The Influenced Influencer

Graphic by Rebecca Shapiro

What is an “influencer” exactly?

I’ve never quite understood the idea behind it. Yes, in the literal sense, I’m able to put together the fact that people who have a large following are asked to promote things because they’re “influential”. It’s become something new and unique to social media, not like anything we’ve seen before. People are making a living merely off of the fact that someone clicked a button on an app, and that’s pretty neat. However, there’s a whole side of the idea of being an influencer that really gets me.

Disclaimer: I would not call myself an influencer. I don’t really have a desire to be one, either. I’m a blogger; writing is my passion, and social media is an outlet to try and get new readers to my site and to allow people a view into my life. There was a point that the idea of being an influencer enticed me, so I suppose you could say I’m a non-influencer, or a wannabe-influencer, but in the end, it just wasn’t for me. What can I say? My talent is more in my writing than anything else.

That being said, I don’t understand why the idea of “being authentic” is pushed so hard on social media, especially when it pertains to influencers. Authenticity is such a big deal and is emphasized by so many, that to me, it ends up feeling inauthentic. It’s ironic to write this, because I pride myself on being authentic, but I feel like I let people see that in other ways. I may try to show that I’m a real person, but I am not displaying every part of my life, because it doesn’t need to be shared. If I posted every time I wasn’t feeling well, or that I was at the doctor, or something like that…well, that’d be a lot of Instastories. Everybody is entitled to use their platform as they see fit, but I am wondering where the true authenticity is and how it’s defined these days.

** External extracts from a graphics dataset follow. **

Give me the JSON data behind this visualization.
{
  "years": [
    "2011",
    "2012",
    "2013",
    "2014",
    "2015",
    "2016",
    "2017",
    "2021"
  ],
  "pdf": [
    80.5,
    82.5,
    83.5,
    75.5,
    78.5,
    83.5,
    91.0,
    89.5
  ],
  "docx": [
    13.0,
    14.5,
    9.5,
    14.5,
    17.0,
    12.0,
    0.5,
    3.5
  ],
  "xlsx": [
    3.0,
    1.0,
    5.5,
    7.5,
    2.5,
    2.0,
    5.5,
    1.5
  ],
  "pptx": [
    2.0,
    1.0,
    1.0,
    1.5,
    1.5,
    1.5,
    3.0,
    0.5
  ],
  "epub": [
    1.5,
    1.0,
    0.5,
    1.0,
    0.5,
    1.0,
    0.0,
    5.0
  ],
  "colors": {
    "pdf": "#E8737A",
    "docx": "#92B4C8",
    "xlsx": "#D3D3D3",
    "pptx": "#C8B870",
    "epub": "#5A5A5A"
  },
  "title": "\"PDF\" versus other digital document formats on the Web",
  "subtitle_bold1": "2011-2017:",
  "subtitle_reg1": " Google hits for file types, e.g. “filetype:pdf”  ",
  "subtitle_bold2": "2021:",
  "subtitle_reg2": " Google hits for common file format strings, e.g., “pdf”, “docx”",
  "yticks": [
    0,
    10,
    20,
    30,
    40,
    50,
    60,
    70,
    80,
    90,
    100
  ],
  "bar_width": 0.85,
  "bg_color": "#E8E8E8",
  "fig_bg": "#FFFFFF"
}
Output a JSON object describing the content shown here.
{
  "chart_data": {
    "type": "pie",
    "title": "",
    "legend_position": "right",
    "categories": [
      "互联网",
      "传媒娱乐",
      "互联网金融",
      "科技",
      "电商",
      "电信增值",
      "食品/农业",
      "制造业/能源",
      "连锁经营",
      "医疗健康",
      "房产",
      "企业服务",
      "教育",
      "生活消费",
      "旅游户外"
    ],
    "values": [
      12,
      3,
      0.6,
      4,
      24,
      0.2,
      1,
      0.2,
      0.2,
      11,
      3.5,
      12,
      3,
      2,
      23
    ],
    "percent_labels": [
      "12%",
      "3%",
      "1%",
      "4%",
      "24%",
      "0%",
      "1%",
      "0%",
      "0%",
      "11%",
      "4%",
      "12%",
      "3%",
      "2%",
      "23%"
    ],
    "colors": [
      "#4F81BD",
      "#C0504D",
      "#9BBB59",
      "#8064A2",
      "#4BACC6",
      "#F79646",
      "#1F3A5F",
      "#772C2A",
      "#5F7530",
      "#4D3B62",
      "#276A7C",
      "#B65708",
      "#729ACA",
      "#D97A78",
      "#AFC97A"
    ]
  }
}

I can’t speak about influencers at large. The majority of people I follow are within the frum community, and it’s been fascinating to watch the changes which have occurred as social media has evolved. Being that the frum world is very small, and deeply interconnected, you often see the same 10-15 brands being promoted by the influencers within our circle. While there’s nothing wrong with this, it makes me wonder…are influencers the ones doing the influencing, or are they the ones being influenced?

I’m guilty of it myself—posting an Instastory of my new dress—that I paid for—and tagging the company, just in hopes that they may share it and I’ll receive more followers. I’ve tried to think about why I do that. Aren’t I able to get clothing and NOT share it? It’s a crazy concept, especially for someone who has the word “fashionable” in her blog’s name. But I’ve also fallen into the negative cycle of social media—you see other people doing things in a certain way, and then subconsciously, it seeps into what you do. I have had to stop and recalibrate a lot. I’ve needed to review what authenticity means to me and readjust. I’ve personally become disenchanted, because you can watch all the stories, and it is almost like you’re watching the same thing over and over again, since all of a sudden, everyone is promoting/doing the same thing.

So, how do we get out of this web of repetition? Do we need to get out of this web of repetition? Am I the only one who notices it?

Creativity is a very difficult thing (trust me, I really understand that), and it’s so easy to hop on the bandwagon when what you’re seeing appears to be working. But I think a true “influencer” is someone who is paving the way. Someone who isn’t influenced by what others are doing, and finds what works for them and is not thinking about the path that’s already well-established.

I’m in no way perfect. I’m also an influenced non-influencer/wannabe-influencer/blogger. Finding what works and creating something different and all your own isn’t easy; taking and strolling down that nicely paved path sounds great when you’re grasping at straws for content and feeling like you’ve got nothing.

We live in an amazing time, that with the push of a button, we can make an impression on people—just look at what Naomi Campbell posted about the Lubavitcher Rebbe on Gimmel Tammuz! That was quite the detour she made from her somewhat set path, and it inspired a lot of people. She didn’t stay “in her lane”. She spoke her truth, and the more people do that, the more we regain what true authenticity is.

The moral of this? Be exactly who you want to be. If that means following along with other influencers, great! They’re doing well, so odds are you will too. But if you don’t want to follow what others are doing, don’t be afraid to do something different. The world is yearning…and ready for fresh new ideas!